The station’s biggest surprise, however, came Thursday at 10 a.m., when regular programming abruptly ceased and the staff was laid off with no warning. Morning DJ TK had just ended his show by playing “My Way,” not the Sid Vicious version most familiar to Indie listeners, but the Frank Sinatra original. An announcement followed: “This is an important message for the Indie 103.1 Radio Audience,” said the male voice — not a regular Indie DJ but one of the station’s salespeople — “Indie 103.1 will cease broadcasting over this frequency effective immediately. Because of changes in the radio industry and the way radio audiences are measured, stations in this market are being forced to play too much Britney, Puffy and alternative music that is neither new nor cutting edge. Due to these challenges, Indie 103.1 was recently faced with only one option — to play the corporate radio game.”

The announcer informed listeners that Indie “had decided not to play that game anymore,” and bid farewell to the terrestrial airwaves in favor of the Internet. Entravision Communications, the station’s Santa Monica-based owner, played the message the next two days between a half-dozen Indie classics, including X’s “The New World,” Black Flag’s “Jealous Again,” the Sex Pistols’ “Anarchy in the UK” and “My Way,” this time by Sid Vicious. Each replay was like a little stab in the heart — especially when people learned that the “decision” to go online meant firing the staff that built and maintained Indie. The frequency is now home to Spanish-language El Gato 103.

Indie 103.1 FM, a renegade music machine built from scratch by two guys over Christmas break in 2003 after a $2,500 shopping spree at Amoeba Records, was an anarchic and influential juggernaut in the L.A. music scene. Ex-Sex Pistols guitarist Steve Jones’s noontime “Jonesy’s Jukebox” was the station’s flagship show, and one of the most unlikely star turns that the station’s founding creative team, program director Michael Steele and music director Mark “Mr. Shovel” Sovel, helped orchestrate.

The station launched after Entravision, which owns 48 mostly Spanish-language radio stations (among other media properties), teamed with Clear Channel Communications to unleash an alternative-rock station on Los Angeles. “Both parties saw an open market for a station like this — that this community wasn’t being served at all on commercial radio,” recalls Sovel. “There was KCRW, but they don’t play much music during the day. And there was nothing on KROQ worth listening to.”

So Sovel canceled his Christmas plans and with Steele “hunkered down while the city was empty, scheming to get [Indie] on the air.” He says that the two were given complete creative freedom by their corporate overlords.
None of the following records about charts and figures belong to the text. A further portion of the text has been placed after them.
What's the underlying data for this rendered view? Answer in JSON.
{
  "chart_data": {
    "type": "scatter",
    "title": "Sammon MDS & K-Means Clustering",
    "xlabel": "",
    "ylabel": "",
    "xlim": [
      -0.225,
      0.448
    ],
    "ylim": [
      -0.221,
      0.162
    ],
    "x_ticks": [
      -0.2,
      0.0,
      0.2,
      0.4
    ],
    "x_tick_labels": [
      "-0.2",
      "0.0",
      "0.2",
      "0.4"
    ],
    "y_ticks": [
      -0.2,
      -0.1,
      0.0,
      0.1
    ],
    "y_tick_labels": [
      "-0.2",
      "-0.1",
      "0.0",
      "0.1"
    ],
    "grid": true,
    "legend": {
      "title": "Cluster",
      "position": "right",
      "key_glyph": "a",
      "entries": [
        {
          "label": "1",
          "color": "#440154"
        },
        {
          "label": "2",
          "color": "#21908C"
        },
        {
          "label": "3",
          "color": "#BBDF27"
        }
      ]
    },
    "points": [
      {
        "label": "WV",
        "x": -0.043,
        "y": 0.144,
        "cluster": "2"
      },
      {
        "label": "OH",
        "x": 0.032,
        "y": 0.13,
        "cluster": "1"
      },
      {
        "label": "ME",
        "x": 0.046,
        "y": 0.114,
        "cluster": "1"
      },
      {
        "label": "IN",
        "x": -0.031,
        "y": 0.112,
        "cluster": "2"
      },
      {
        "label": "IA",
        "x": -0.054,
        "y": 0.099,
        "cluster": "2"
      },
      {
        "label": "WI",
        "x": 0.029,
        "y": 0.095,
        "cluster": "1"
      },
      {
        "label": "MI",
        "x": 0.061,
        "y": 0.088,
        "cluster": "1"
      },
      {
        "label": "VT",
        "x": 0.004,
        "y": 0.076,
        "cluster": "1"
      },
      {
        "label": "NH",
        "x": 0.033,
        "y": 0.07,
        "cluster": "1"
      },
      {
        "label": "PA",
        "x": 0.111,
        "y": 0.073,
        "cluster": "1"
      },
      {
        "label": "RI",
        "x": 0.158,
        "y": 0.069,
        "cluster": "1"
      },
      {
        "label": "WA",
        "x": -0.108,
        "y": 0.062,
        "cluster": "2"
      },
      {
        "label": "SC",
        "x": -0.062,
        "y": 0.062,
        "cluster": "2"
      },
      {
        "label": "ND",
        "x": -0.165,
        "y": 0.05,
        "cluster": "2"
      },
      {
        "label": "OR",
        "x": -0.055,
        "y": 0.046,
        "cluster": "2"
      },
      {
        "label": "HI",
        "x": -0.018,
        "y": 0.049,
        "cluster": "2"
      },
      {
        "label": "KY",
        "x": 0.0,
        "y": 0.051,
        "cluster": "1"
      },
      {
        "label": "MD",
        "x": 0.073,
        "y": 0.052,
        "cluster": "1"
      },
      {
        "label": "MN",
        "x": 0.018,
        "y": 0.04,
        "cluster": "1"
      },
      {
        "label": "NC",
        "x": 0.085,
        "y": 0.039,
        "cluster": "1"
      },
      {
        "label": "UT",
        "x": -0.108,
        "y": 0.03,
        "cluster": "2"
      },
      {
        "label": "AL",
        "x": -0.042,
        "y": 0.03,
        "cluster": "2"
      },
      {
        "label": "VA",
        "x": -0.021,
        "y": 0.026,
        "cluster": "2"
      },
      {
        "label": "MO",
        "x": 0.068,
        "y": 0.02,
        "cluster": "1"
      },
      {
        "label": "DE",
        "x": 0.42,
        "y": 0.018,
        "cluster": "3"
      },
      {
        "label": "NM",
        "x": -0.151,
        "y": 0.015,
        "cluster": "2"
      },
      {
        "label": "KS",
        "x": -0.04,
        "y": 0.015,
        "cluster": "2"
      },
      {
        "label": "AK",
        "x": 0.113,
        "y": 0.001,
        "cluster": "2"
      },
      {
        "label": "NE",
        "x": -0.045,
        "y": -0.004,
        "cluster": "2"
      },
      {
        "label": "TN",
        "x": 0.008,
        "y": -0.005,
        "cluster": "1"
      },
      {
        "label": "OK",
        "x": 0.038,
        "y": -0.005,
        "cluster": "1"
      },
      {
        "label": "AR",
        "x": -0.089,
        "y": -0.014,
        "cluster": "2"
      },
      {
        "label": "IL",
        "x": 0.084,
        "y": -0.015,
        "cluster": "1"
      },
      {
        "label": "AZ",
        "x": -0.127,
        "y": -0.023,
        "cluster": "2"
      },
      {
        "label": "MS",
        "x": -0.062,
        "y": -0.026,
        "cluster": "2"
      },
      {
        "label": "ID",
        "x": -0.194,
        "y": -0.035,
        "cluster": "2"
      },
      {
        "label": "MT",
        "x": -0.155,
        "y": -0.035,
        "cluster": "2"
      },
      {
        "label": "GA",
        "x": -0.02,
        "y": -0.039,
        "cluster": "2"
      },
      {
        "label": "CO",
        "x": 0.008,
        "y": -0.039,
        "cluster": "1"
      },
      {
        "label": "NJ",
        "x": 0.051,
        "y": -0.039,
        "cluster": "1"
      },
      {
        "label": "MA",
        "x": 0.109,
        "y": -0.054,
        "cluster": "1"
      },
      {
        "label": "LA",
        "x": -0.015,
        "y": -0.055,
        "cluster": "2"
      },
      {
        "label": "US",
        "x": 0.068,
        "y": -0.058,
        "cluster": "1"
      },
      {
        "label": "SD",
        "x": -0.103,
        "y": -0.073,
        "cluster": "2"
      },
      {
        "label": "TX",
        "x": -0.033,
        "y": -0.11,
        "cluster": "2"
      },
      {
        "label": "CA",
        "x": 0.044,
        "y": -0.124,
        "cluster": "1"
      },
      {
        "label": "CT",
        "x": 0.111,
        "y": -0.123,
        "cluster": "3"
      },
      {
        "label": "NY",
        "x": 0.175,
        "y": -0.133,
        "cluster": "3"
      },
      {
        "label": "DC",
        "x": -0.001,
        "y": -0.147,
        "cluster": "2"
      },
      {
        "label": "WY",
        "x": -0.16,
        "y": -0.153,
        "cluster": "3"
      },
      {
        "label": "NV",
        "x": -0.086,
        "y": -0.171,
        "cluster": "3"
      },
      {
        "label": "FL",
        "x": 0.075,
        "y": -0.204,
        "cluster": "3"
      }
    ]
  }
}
They started ripping their favorite classic punk, new-wave and alt-rock tracks to create a database, then headed to Amoeba with the company credit card. “We just started grabbing every album that we loved,” remembers Sovel. “It was so cool to be able to look through [The Clash’s] Sandinista and go, ‘Oh my god, “Hitsville UK!” I’d love to hear that on the radio,’ knowing that we were about to throw out this bomb on L.A.”

When Steele and Sovel visited Jones, a gruff, Cockney, aging punk living in the Hollywood Hills, “We sat in his house and he said, ‘I want to be a DJ on your station,’” recalls Sovel. “We didn’t know what that meant. I didn’t know what he had in mind. I don’t even know if he knew.” Jones debuted “Jonesy’s Jukebox” in February 2004, and Sovel — whom Jones dubbed “Mr. Shovel” — became his producer.